Every line here is human-written. No AI boilerplate, no copy-paste, no framework magic. The code is intentionally minimal - read it and you'll understand exactly what's happening.
This isn't production ML. It's an experiment. Can accumulated contradictions over time create something that feels different from a model trained on static data? I don't know yet. But the GIF above suggests something interesting is happening.
- Phenotype expression: Prompt-based personality injection works but doesn't create as strong selection pressure as trained LoRA adapters would
- Small mutation effects: With mutation_rate=0.008, trait changes are gradual (by design) but may need tuning for different use cases
- Evaluation variance: Winogrande/TruthfulQA scores fluctuate due to small sample sizes (30 examples per seed)

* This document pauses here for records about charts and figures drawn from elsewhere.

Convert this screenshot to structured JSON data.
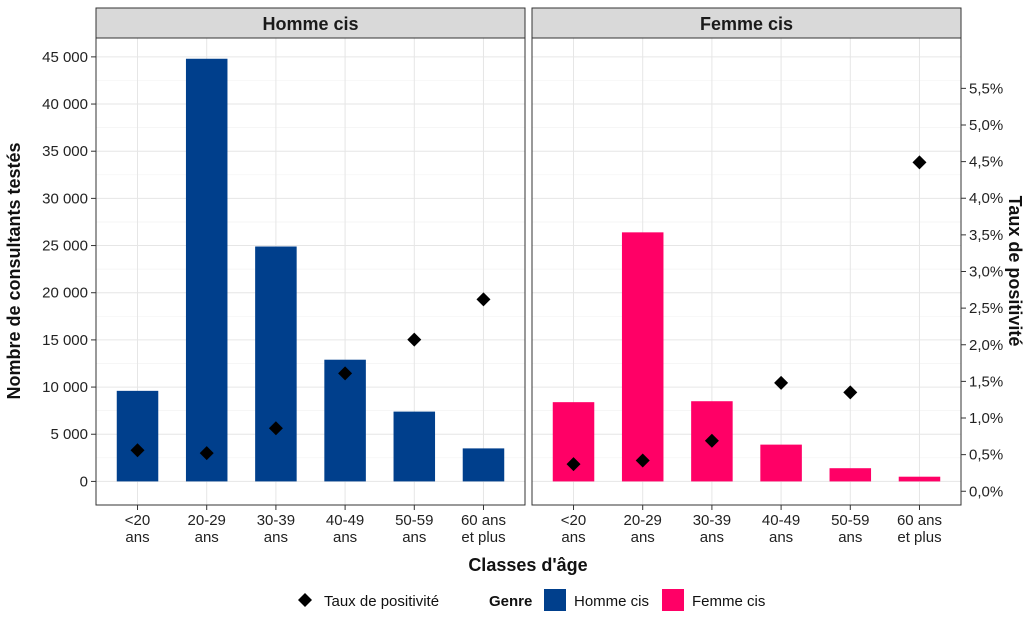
{
  "chart_data": {
    "type": "bar",
    "facet_titles": [
      "Homme cis",
      "Femme cis"
    ],
    "categories": [
      [
        "<20",
        "ans"
      ],
      [
        "20-29",
        "ans"
      ],
      [
        "30-39",
        "ans"
      ],
      [
        "40-49",
        "ans"
      ],
      [
        "50-59",
        "ans"
      ],
      [
        "60 ans",
        "et plus"
      ]
    ],
    "series": [
      {
        "name": "Homme cis",
        "kind": "bar",
        "axis": "left",
        "color": "#003F8C",
        "values": [
          9600,
          44800,
          24900,
          12900,
          7400,
          3500
        ]
      },
      {
        "name": "Femme cis",
        "kind": "bar",
        "axis": "left",
        "color": "#FF0066",
        "values": [
          8400,
          26400,
          8500,
          3900,
          1400,
          500
        ]
      }
    ],
    "positivity": {
      "name": "Taux de positivité",
      "axis": "right",
      "marker": "diamond",
      "color": "#000000",
      "homme_cis": [
        0.56,
        0.52,
        0.86,
        1.61,
        2.07,
        2.62
      ],
      "femme_cis": [
        0.37,
        0.42,
        0.69,
        1.48,
        1.35,
        4.49
      ]
    },
    "y_left": {
      "label": "Nombre de consultants testés",
      "lim": [
        -2500,
        47000
      ],
      "ticks": [
        0,
        5000,
        10000,
        15000,
        20000,
        25000,
        30000,
        35000,
        40000,
        45000
      ],
      "tick_labels": [
        "0",
        "5 000",
        "10 000",
        "15 000",
        "20 000",
        "25 000",
        "30 000",
        "35 000",
        "40 000",
        "45 000"
      ]
    },
    "y_right": {
      "label": "Taux de positivité",
      "lim": [
        -0.1875,
        6.1875
      ],
      "ticks": [
        0,
        0.5,
        1,
        1.5,
        2,
        2.5,
        3,
        3.5,
        4,
        4.5,
        5,
        5.5
      ],
      "tick_labels": [
        "0,0%",
        "0,5%",
        "1,0%",
        "1,5%",
        "2,0%",
        "2,5%",
        "3,0%",
        "3,5%",
        "4,0%",
        "4,5%",
        "5,0%",
        "5,5%"
      ]
    },
    "xlabel": "Classes d'âge",
    "grid": true,
    "legend": {
      "position": "bottom",
      "marker_label": "Taux de positivité",
      "title": "Genre",
      "entries": [
        "Homme cis",
        "Femme cis"
      ]
    }
  }
}
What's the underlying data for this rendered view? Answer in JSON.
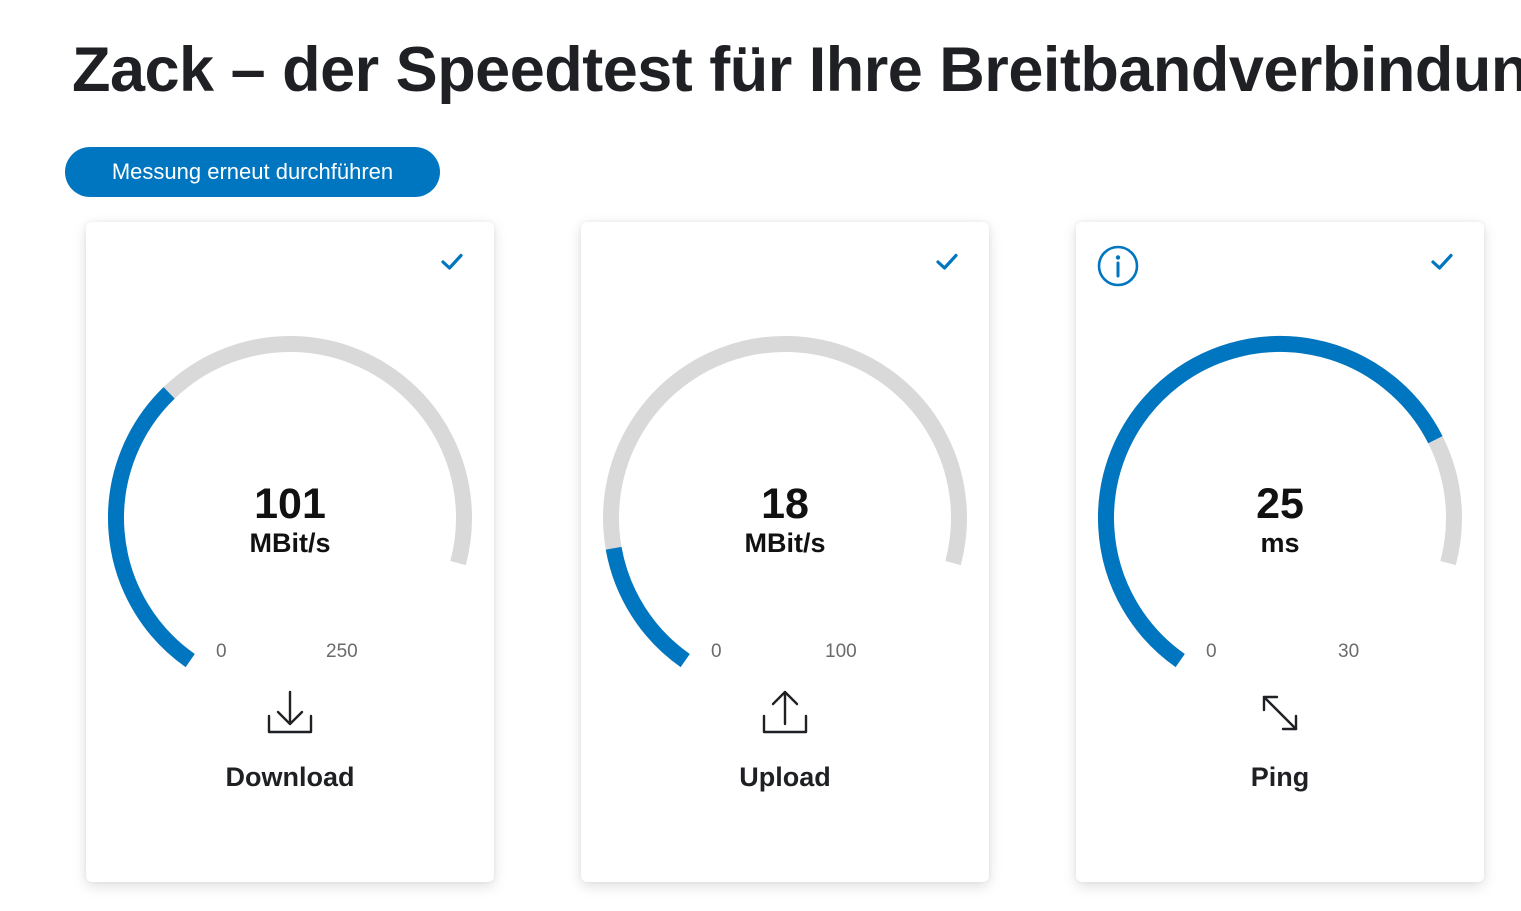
{
  "page": {
    "title": "Zack – der Speedtest für Ihre Breitbandverbindung",
    "rerun_label": "Messung erneut durchführen"
  },
  "colors": {
    "accent": "#0076c0",
    "gauge_track": "#d9d9d9",
    "text": "#1f2024"
  },
  "cards": [
    {
      "id": "download",
      "label": "Download",
      "value": "101",
      "unit": "MBit/s",
      "scale_min": "0",
      "scale_max": "250",
      "fill_fraction": 0.404,
      "icon": "download-icon",
      "completed": true,
      "has_info": false
    },
    {
      "id": "upload",
      "label": "Upload",
      "value": "18",
      "unit": "MBit/s",
      "scale_min": "0",
      "scale_max": "100",
      "fill_fraction": 0.18,
      "icon": "upload-icon",
      "completed": true,
      "has_info": false
    },
    {
      "id": "ping",
      "label": "Ping",
      "value": "25",
      "unit": "ms",
      "scale_min": "0",
      "scale_max": "30",
      "fill_fraction": 0.833,
      "icon": "ping-icon",
      "completed": true,
      "has_info": true
    }
  ]
}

- No save/load in demo mode: Ephemeral by design for quick testing
- Model path hardcoded: Should be env var or config file
This is v2. The core architecture is solid. The evolution loop works. But there's more to explore:
- Trained LoRA adapters: 8 rank-32 per-trait adapters would create stronger genome-to-phenotype connection than prompts alone
- SQLite lattice backend: Replace in-memory dict for above 200k node scalability
- Graph-aware tension: Consider node centrality, clustering in tension calculations
- Long-term evolution: Run 1000+ seed experiments, track personality drift over extended periods
- Multi-task benchmarks: Expand beyond TruthfulQA/Winogrande to test generalization
MIT License - Copyright (c) 2025 Bradley R. Kinnard
The code is open. Your mind's genome is yours alone.